Kapolri Pimpin Apel Karhutla, RAPP Tunjukkan Kesiapan Personel dan Peralatan
Kapolri beserta rombongan meninjau stan RAPP dalam kegiatan Gelar Kesiapan Penanggulangan Kebakaran Hutan dan Lahan (Karhutla) di SPN Polda Riau.
KAMPAR – PT Riau Andalan Pulp and Paper (RAPP) menunjukkan kesiapan personel dan peralatan dalam Apel Gelar Kesiapan Penanggulangan Kebakaran Hutan dan Lahan (Karhutla) Tahun 2026 yang dipimpin Kepala Kepolisian Negara Republik Indonesia, Jenderal Polisi Listyo Sigit Prabowo, di Lapangan Sekolah Polisi Negara (SPN) Polda Riau, Kabupaten Kampar, Rabu (8/7/2026).
Apel tersebut menjadi momentum memperkuat koordinasi seluruh pemangku kepentingan dalam menghadapi potensi kebakaran hutan dan lahan selama musim kemarau.
Selain memeriksa kesiapan personel, Kapolri juga menyerahkan bantuan peralatan penanggulangan karhutla untuk meningkatkan kemampuan penanganan di Provinsi Riau.
Dalam arahannya, Kapolri menegaskan bahwa keberhasilan mencegah karhutla bergantung pada sinergi semua pihak, mulai dari pemerintah, aparat keamanan, dunia usaha hingga masyarakat.
"Jaga sinergitas dan kolaborasi. Sosialisasi agar masyarakat sama-sama menjaga dan merawat hutan kita," ujar Jenderal Polisi Listyo Sigit Prabowo.
Apel tersebut diikuti unsur TNI, Polri, BPBD Provinsi Riau, Manggala Agni, Basarnas, Dinas Pemadam Kebakaran, Masyarakat Peduli Api (MPA), serta sejumlah perusahaan yang berkomitmen dalam pencegahan karhutla, termasuk RAPP.
Dalam kesempatan itu, RAPP menghadirkan personel sekaligus menampilkan berbagai sarana dan prasarana penanggulangan karhutla yang dimiliki perusahaan.

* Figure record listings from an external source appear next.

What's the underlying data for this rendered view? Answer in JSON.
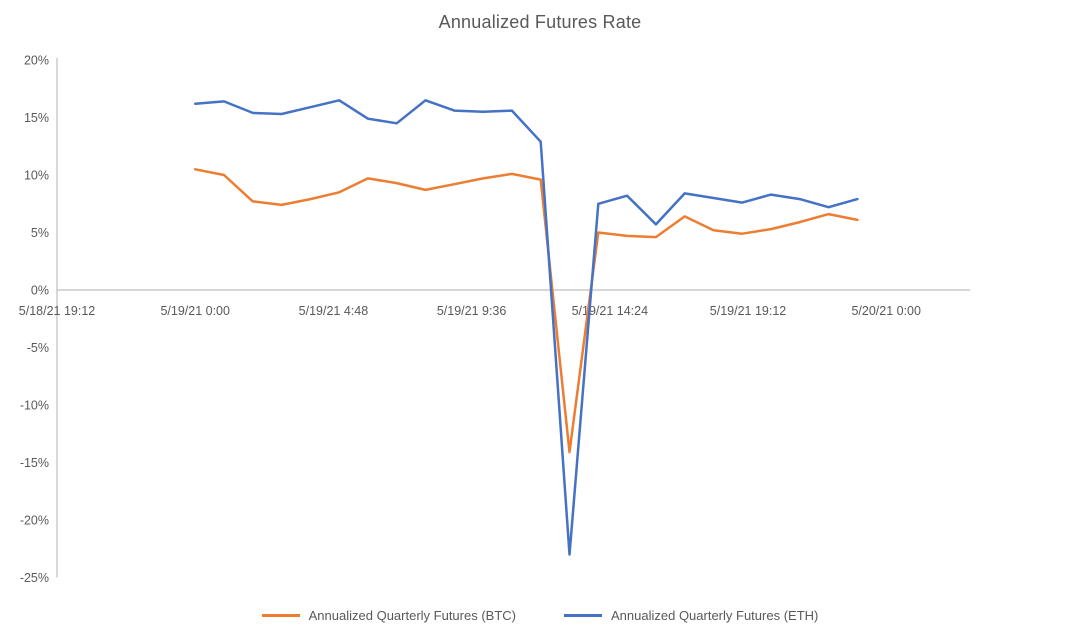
{
  "chart_data": {
    "type": "line",
    "title": "Annualized Futures Rate",
    "xlabel": "",
    "ylabel": "",
    "ylim": [
      -25,
      20
    ],
    "grid": "none",
    "legend_position": "bottom",
    "axis_color": "#BFBFBF",
    "text_color": "#595959",
    "y_tick_values": [
      20,
      15,
      10,
      5,
      0,
      -5,
      -10,
      -15,
      -20,
      -25
    ],
    "y_tick_labels": [
      "20%",
      "15%",
      "10%",
      "5%",
      "0%",
      "-5%",
      "-10%",
      "-15%",
      "-20%",
      "-25%"
    ],
    "x_tick_labels": [
      "5/18/21 19:12",
      "5/19/21 0:00",
      "5/19/21 4:48",
      "5/19/21 9:36",
      "5/19/21 14:24",
      "5/19/21 19:12",
      "5/20/21 0:00"
    ],
    "x": [
      "5/19/21 0:00",
      "5/19/21 1:00",
      "5/19/21 2:00",
      "5/19/21 3:00",
      "5/19/21 4:00",
      "5/19/21 5:00",
      "5/19/21 6:00",
      "5/19/21 7:00",
      "5/19/21 8:00",
      "5/19/21 9:00",
      "5/19/21 10:00",
      "5/19/21 11:00",
      "5/19/21 12:00",
      "5/19/21 13:00",
      "5/19/21 14:00",
      "5/19/21 15:00",
      "5/19/21 16:00",
      "5/19/21 17:00",
      "5/19/21 18:00",
      "5/19/21 19:00",
      "5/19/21 20:00",
      "5/19/21 21:00",
      "5/19/21 22:00",
      "5/19/21 23:00"
    ],
    "series": [
      {
        "name": "Annualized Quarterly Futures (BTC)",
        "color": "#ED7D31",
        "values": [
          10.5,
          10.0,
          7.7,
          7.4,
          7.9,
          8.5,
          9.7,
          9.3,
          8.7,
          9.2,
          9.7,
          10.1,
          9.6,
          -14.1,
          5.0,
          4.7,
          4.6,
          6.4,
          5.2,
          4.9,
          5.3,
          5.9,
          6.6,
          6.1
        ]
      },
      {
        "name": "Annualized Quarterly Futures (ETH)",
        "color": "#4472C4",
        "values": [
          16.2,
          16.4,
          15.4,
          15.3,
          15.9,
          16.5,
          14.9,
          14.5,
          16.5,
          15.6,
          15.5,
          15.6,
          12.9,
          -23.0,
          7.5,
          8.2,
          5.7,
          8.4,
          8.0,
          7.6,
          8.3,
          7.9,
          7.2,
          7.9
        ]
      }
    ]
  }
}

Saat Kapolri meninjau peserta apel, Fire Team Coordinator RAPP, Adri Fuad, memaparkan sistem kesiapsiagaan perusahaan. Delegasi RAPP dipimpin Deputy Social Capital Head Matius Ewanto, didampingi WLS Manager Eddy Rio Nardy dan Deputy Head Fire Andi Suhandi.
Peralatan yang ditampilkan meliputi lima unit pompa pemadam, 20 roll selang berdiameter 1,5 inci, drone, rain gauge, hygrometer, foam inductor, sprinkler, priming pump, GPS Garmin, gateway, suction hose, serta berbagai perlengkapan pendukung lainnya yang digunakan dalam operasi penanggulangan karhutla.
Deputy Social Capital Head RAPP, Matius Ewanto, mengatakan keikutsertaan perusahaan merupakan bentuk dukungan nyata terhadap upaya pemerintah memperkuat pencegahan dan penanganan karhutla di Provinsi Riau.
"Arahan Bapak Kapolri menjadi pengingat bahwa pencegahan karhutla merupakan tanggung jawab bersama. Sebagai bagian dari APRIL Group, RAPP berkomitmen untuk terus mendukung upaya pemerintah melalui kesiapan personel, peralatan, sistem pemantauan, serta koordinasi yang erat dengan TNI, Polri, pemerintah daerah, Manggala Agni, Masyarakat Peduli Api, dan seluruh pemangku kepentingan. Kami percaya, sinergi dan kolaborasi yang kuat merupakan kunci untuk mencegah terjadinya kebakaran hutan dan lahan," kata Matius.
Sebagai bentuk kesiapsiagaan, APRIL Group menetapkan Fire Danger Period hingga 30 September 2026 dengan meningkatkan patroli darat dan udara, memperkuat pemantauan titik panas, serta mempererat koordinasi bersama pemerintah dan masyarakat.
Perusahaan juga menyiagakan satu unit helikopter, dua unit airboat, 12 kendaraan patroli, 177 pompa air, 1.209 roll selang, empat lokasi pemantauan kabut asap, 26 unit CCTV, 12 menara api, serta didukung 345 personel pemadam kebakaran profesional dan 735 relawan dari 49 desa di Provinsi Riau.
Melalui kesiapan personel, peralatan, dan sistem pemantauan yang terus diperkuat, RAPP menegaskan komitmennya untuk terus bersinergi bersama pemerintah dan seluruh pemangku kepentingan dalam menjaga Riau tetap bebas dari ancaman kebakaran hutan dan lahan.